Baca berita dengan sedikit iklan, klik di sini

Hukum

Sea World Untung, Ancol Buntung

Pengelola wahana Sea World dan PT Pembangunan Jaya Ancol saling gugat soal pengelolaan wahana itu. Putusan arbitrase tak serta-merta membuat sengketa selesai.

13 Oktober 2014 | 00.00 WIB

Image of Tempo
Perbesar

Baca berita dengan sedikit iklan, klik di sini

Pagar besi setinggi hampir dua meter mengelilingi wahana kawasan Sea World, Ancol, Jakarta Utara, sejak 27 September lalu. Deretan spanduk putih yang menempel di pagar besi memberitahukan bahwa PT Pembangunan Jaya Ancol Tbk menutup kawasan hiburan aneka binatang laut itu.

Ditutupnya Sea World membuat beberapa pengunjung yang telanjur membeli tiket serta-merta kecewa. Jalan keluarnya: petugas mengganti tiket itu dengan uang atau menawarkan penukaran dengan tiket wahana lain. "Setiap hari ada saja yang datang mengunjungi Sea World," kata petugas keamanan di Sea World, Syarifuddin, Kamis pekan lalu.

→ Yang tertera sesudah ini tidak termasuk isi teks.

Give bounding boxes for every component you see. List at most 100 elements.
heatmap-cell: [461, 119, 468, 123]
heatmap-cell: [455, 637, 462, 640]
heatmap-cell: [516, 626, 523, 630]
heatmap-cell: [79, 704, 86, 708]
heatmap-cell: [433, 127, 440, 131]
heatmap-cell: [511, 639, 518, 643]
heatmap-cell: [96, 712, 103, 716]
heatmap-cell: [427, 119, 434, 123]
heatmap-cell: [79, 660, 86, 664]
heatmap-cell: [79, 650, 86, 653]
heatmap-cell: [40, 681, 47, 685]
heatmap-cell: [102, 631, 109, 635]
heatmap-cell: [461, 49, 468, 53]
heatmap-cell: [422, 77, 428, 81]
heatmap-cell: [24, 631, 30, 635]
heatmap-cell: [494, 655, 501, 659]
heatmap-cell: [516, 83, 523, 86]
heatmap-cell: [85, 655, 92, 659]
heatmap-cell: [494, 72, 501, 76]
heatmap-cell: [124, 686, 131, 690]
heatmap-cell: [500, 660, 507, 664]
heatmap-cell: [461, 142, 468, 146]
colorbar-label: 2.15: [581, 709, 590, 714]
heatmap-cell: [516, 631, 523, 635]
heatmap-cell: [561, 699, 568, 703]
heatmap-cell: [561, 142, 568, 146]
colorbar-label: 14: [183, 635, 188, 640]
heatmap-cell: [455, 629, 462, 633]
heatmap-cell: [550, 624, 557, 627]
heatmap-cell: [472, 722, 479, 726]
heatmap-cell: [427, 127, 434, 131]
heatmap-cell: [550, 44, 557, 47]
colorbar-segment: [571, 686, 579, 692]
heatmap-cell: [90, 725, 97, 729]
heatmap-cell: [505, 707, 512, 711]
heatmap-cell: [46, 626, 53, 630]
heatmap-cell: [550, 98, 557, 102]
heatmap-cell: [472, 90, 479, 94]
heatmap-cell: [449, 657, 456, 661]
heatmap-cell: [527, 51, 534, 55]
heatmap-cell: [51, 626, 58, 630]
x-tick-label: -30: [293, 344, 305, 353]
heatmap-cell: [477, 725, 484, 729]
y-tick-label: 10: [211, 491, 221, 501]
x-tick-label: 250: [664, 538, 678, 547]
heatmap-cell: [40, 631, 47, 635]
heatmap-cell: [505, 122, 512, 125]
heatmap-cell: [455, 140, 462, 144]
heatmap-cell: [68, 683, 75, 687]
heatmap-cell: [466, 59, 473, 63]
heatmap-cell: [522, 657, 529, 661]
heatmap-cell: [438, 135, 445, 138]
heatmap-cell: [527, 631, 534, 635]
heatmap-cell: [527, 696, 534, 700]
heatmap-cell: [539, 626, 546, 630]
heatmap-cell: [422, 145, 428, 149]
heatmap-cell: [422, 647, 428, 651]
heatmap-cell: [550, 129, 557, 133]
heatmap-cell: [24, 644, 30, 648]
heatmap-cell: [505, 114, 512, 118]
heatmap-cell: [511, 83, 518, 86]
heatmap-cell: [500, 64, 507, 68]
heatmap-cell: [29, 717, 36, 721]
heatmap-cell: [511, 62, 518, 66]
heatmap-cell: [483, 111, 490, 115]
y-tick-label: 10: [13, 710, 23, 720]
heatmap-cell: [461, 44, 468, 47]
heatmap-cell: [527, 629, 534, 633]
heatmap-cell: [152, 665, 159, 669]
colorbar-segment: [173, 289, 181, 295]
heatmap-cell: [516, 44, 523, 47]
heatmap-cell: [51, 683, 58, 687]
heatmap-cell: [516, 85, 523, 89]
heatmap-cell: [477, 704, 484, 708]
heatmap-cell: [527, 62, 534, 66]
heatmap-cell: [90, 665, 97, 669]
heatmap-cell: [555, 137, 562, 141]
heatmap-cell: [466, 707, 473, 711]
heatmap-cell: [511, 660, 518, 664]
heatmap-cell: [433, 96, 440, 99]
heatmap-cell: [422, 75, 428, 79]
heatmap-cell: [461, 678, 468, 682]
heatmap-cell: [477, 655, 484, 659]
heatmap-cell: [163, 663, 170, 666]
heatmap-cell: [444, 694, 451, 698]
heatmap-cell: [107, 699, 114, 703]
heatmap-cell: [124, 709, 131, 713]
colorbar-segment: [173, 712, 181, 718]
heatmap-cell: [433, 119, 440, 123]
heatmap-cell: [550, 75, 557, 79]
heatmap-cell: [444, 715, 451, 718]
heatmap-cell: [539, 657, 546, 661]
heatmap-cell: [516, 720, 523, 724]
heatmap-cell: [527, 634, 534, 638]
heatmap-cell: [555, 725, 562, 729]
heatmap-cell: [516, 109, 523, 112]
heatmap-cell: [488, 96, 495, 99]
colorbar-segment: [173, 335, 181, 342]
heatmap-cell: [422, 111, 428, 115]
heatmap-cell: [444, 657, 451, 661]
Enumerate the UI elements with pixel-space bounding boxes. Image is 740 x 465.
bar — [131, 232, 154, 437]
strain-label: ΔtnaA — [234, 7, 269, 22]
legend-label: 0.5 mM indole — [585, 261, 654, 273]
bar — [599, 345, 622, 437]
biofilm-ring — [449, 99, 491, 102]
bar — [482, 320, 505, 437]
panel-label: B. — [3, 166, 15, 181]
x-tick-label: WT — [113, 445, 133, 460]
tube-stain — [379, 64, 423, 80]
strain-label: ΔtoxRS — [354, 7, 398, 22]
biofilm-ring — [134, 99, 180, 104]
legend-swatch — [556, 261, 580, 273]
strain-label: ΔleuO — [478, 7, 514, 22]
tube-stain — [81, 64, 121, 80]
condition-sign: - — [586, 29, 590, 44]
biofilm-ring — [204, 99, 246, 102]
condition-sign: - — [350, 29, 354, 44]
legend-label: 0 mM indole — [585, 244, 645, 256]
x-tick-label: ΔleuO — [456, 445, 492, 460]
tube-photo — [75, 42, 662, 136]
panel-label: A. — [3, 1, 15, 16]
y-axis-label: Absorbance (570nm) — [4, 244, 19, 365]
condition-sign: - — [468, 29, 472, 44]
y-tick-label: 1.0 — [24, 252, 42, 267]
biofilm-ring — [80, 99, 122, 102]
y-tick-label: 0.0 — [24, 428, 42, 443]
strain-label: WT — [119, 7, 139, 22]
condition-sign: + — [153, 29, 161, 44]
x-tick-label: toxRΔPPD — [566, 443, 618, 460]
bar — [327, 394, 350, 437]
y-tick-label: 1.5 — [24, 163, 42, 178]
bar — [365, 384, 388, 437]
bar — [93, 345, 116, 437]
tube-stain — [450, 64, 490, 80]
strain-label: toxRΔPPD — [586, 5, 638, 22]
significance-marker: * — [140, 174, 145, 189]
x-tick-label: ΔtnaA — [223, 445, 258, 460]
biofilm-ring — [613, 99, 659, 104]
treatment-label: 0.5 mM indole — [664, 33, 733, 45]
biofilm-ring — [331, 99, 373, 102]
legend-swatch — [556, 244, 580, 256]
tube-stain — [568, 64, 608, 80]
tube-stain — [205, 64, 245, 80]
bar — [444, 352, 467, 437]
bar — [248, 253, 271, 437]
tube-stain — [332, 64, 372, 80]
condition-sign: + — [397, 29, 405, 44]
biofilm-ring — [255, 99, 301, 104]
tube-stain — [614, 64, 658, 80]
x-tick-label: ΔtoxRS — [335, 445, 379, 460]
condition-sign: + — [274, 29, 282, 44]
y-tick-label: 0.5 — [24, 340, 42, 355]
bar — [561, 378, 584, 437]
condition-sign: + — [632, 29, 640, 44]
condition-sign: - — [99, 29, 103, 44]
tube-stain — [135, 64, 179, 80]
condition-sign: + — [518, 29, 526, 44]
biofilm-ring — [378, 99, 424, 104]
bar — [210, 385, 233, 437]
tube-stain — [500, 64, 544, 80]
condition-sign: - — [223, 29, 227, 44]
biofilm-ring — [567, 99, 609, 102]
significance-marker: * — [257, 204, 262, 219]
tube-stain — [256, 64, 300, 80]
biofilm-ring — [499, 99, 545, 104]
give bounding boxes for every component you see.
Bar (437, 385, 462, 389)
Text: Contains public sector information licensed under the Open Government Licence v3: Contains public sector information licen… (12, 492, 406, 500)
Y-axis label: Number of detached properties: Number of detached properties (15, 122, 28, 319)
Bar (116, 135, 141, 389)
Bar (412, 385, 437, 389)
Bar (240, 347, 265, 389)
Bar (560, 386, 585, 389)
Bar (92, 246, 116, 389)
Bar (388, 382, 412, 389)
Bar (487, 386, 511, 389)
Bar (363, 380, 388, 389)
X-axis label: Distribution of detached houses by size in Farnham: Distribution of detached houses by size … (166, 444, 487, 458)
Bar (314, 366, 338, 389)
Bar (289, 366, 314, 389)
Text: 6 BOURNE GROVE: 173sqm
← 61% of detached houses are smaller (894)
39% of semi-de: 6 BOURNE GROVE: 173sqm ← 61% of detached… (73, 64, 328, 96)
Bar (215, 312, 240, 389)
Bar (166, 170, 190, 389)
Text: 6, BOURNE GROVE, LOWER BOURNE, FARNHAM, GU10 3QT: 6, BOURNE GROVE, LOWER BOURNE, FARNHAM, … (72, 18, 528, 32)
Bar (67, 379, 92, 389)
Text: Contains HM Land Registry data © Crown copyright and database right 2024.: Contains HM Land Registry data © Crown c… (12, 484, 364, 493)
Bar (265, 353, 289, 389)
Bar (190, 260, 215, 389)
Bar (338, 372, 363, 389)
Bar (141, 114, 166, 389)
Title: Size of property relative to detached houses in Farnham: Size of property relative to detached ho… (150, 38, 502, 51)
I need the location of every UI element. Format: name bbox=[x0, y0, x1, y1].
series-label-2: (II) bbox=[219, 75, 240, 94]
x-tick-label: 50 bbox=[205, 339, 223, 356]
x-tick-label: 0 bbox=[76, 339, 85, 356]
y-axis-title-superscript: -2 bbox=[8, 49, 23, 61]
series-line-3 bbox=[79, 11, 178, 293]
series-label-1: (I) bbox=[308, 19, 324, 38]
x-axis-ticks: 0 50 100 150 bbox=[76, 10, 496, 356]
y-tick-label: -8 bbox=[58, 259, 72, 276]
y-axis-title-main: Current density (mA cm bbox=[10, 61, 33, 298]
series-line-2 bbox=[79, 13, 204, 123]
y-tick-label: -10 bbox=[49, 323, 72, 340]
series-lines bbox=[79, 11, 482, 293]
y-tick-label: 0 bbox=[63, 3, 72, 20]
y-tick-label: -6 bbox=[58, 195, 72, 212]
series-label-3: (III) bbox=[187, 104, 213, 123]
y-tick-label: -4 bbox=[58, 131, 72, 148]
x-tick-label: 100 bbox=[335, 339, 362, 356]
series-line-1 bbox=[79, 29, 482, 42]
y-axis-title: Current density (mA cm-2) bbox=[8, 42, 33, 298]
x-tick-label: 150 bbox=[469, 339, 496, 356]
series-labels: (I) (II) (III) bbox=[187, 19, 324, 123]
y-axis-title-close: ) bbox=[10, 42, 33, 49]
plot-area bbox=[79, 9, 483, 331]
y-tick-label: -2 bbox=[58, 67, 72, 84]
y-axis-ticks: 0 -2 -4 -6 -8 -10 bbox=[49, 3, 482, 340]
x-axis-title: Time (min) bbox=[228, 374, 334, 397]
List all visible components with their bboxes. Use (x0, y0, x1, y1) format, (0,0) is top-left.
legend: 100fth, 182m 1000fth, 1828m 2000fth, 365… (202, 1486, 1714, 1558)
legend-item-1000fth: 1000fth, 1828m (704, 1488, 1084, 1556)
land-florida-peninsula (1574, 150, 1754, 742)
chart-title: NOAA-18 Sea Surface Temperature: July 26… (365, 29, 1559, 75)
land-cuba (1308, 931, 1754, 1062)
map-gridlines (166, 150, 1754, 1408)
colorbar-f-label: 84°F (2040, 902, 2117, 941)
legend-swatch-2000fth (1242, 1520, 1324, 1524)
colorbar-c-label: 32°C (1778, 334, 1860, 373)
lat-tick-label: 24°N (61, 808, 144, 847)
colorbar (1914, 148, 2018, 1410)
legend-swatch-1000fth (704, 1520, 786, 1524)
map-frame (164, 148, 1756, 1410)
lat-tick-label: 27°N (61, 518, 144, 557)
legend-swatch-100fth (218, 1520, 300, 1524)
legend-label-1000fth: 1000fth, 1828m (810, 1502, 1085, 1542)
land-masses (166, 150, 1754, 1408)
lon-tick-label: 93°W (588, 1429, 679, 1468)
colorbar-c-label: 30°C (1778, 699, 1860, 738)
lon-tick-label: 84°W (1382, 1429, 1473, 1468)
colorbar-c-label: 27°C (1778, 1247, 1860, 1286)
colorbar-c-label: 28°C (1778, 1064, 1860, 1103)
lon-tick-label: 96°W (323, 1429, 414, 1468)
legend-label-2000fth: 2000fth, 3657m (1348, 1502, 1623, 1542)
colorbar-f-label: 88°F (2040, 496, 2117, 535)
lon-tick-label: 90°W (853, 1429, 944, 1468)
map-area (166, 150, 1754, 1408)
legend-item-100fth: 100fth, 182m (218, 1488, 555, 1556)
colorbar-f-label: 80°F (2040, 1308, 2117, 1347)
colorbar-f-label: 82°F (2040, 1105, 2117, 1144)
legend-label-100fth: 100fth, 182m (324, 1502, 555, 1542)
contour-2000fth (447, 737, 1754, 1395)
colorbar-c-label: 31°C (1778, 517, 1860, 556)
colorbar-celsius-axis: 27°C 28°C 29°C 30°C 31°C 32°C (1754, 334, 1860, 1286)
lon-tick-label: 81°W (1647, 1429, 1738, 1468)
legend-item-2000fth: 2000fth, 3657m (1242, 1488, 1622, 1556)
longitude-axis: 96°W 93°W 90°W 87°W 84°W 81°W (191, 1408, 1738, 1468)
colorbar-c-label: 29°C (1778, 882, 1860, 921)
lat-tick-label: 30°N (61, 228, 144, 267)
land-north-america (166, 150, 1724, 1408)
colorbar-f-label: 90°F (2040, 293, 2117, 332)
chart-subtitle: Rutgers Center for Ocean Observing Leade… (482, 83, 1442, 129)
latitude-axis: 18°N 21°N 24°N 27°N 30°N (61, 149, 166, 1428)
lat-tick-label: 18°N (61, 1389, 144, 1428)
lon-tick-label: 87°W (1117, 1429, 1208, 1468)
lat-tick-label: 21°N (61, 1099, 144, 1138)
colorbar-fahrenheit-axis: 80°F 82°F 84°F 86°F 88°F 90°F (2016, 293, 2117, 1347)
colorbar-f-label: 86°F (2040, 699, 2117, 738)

Menurut Syarifuddin, dalam dua pekan terakhir, ada 45 orang datang mengunjungi Sea World. Meski Sea World tertutup untuk pengunjung, pengelola wahana, Sea World Indonesia, masih diizinkan merawat biota laut di sana.

Wahana Sea World merupakan hasil kerja sama antara Jaya Ancol dan PT Laras Tropika Nusantara—perusahaan yang terafiliasi dengan Lippo Group. Dalam kerja sama itu, Jaya Ancol menjadi penyedia lahan. Adapun Laras Tropika sebagai investor dan pengelola. Kedua belah pihak meneken kontrak dengan pola build, operate and transfer (BOT), yang berlaku 20 tahun. Kontrak itu berakhir pada 6 Juni 2014.

Menjelang masa kontrak berakhir, Laras Tropika mengirimkan surat penawaran untuk melanjutkan pengelolaan. Namun surat itu tak ditanggapi Jaya Ancol. Soalnya, pihak Jaya Ancol menginginkan penyerahan bangunan dan fasilitas lebih dulu sebelum kontrak pengelolaan diperpanjang.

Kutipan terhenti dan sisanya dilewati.